Thursday, September 29, 2011

Routine and Staying in Touch with Vivid Aliveness

Before I write about the above topic, I need to say something. I feel like I want to share that my grandma passed away this summer. I never wrote about that, though it was something important and connected to things I have talked about here. Both I lived with my dad during chemo, while he took care of grandma and Bill. My dad did a wonderful job taking care of Julie (grandma) until the very end. We miss grandma but are glad she is at peace.

I had weird dreams last night, some of which touched on death and my fears regarding it. It was about the oldest dog, Gabe, initially, he was dying. But he turned into a person, Bill, and he was sitting on a couch. We all knew the end was near, but it was a rough time because his breathing was labored. It was hard to watch and I just wanted it to be over and him to be at peace. I asked him if he would like me to hold his hand. I sat there next to him holding his hand while he transitioned.

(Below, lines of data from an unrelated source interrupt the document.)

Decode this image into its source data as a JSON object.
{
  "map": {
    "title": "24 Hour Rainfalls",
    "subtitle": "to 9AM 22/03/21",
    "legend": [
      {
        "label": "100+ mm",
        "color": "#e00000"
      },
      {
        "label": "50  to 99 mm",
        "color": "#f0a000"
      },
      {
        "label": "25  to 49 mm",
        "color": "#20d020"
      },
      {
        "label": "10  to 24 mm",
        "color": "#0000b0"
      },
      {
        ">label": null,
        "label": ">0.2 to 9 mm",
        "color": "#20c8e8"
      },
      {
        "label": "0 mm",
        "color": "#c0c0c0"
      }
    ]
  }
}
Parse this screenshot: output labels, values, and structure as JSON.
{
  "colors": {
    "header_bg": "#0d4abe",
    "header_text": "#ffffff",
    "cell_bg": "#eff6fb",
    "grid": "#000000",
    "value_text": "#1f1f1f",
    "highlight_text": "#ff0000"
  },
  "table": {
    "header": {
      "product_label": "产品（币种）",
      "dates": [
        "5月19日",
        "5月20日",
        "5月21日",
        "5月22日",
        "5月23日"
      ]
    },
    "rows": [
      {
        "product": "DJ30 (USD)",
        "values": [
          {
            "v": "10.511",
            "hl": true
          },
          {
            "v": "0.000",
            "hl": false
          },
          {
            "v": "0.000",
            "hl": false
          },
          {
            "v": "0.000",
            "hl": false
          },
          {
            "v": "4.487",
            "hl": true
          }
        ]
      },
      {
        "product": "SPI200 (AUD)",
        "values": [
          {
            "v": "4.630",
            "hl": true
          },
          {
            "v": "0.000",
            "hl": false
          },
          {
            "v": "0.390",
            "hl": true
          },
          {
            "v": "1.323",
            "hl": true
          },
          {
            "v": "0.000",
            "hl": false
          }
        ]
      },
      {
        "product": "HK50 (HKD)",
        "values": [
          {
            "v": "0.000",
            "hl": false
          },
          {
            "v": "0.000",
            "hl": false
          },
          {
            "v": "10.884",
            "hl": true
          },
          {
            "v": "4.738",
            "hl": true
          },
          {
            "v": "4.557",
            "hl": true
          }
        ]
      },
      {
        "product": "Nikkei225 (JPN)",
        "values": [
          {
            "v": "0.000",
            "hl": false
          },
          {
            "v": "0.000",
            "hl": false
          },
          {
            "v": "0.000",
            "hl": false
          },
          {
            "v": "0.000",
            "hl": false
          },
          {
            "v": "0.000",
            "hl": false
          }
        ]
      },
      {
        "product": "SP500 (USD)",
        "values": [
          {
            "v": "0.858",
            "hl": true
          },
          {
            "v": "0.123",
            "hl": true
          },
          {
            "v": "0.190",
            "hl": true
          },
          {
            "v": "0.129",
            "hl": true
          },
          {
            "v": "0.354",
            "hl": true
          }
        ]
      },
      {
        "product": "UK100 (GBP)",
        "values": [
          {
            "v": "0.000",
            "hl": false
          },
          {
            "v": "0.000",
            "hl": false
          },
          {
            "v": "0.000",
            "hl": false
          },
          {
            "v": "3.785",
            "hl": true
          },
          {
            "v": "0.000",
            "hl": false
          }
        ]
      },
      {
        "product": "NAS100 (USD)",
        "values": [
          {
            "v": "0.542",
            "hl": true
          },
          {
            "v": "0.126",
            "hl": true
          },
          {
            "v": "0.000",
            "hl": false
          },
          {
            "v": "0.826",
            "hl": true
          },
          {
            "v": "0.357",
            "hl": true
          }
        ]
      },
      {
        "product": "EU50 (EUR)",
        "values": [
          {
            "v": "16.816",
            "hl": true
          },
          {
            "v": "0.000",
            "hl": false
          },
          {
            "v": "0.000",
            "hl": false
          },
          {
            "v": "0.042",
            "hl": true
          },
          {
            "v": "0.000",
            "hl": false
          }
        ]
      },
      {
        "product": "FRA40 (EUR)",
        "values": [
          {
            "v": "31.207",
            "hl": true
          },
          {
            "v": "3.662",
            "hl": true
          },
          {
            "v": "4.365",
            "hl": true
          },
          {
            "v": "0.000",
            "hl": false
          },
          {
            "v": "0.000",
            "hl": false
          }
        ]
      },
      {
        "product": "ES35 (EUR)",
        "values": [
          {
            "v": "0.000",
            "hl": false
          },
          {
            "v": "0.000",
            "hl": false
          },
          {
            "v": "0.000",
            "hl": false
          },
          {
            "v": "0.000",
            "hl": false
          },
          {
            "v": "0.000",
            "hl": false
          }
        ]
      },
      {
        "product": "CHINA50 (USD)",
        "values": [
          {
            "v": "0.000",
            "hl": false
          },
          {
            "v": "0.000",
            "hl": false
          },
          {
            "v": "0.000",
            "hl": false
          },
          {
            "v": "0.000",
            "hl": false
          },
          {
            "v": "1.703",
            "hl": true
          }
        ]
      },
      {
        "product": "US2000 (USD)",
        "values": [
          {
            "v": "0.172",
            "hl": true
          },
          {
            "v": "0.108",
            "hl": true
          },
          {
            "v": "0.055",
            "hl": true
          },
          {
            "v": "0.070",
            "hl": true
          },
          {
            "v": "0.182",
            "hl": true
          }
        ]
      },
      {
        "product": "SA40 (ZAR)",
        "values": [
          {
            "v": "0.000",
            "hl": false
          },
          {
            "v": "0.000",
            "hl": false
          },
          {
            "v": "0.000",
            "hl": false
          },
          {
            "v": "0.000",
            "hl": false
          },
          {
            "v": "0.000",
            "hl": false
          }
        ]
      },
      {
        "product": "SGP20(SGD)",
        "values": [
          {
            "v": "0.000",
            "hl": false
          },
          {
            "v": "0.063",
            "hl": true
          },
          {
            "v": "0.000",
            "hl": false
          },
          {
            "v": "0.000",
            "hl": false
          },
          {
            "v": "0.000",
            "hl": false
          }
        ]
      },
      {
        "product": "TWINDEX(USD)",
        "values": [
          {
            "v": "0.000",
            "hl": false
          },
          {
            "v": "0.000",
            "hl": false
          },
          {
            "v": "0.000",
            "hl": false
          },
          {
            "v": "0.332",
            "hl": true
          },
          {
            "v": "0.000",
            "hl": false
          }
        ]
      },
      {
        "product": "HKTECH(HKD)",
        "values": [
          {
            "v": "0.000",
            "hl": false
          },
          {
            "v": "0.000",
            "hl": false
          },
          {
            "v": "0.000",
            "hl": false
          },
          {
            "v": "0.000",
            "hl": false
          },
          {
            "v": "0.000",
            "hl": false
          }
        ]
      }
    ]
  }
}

You know that part in Lord of the Rings where Frodo has been stabbed by the Ringwraith and he is preoccupied with visions inside his mind, no longer aware of the present moment of consensual reality? It was like that, the man was going into that state.

Sigh. I do have fears. I fear suffering...my own and others.

I am afraid I will do the wrong thing, and then end up suffering. And it will be my fault.

I'm not sure where to go with that at the moment, except just to be aware of it.

I'll have to write about the above topic at another time. Because I have to get to class.

Really, I'm okay, just wanted to express myself a bit and get it out of my head. Thanks for that, blog.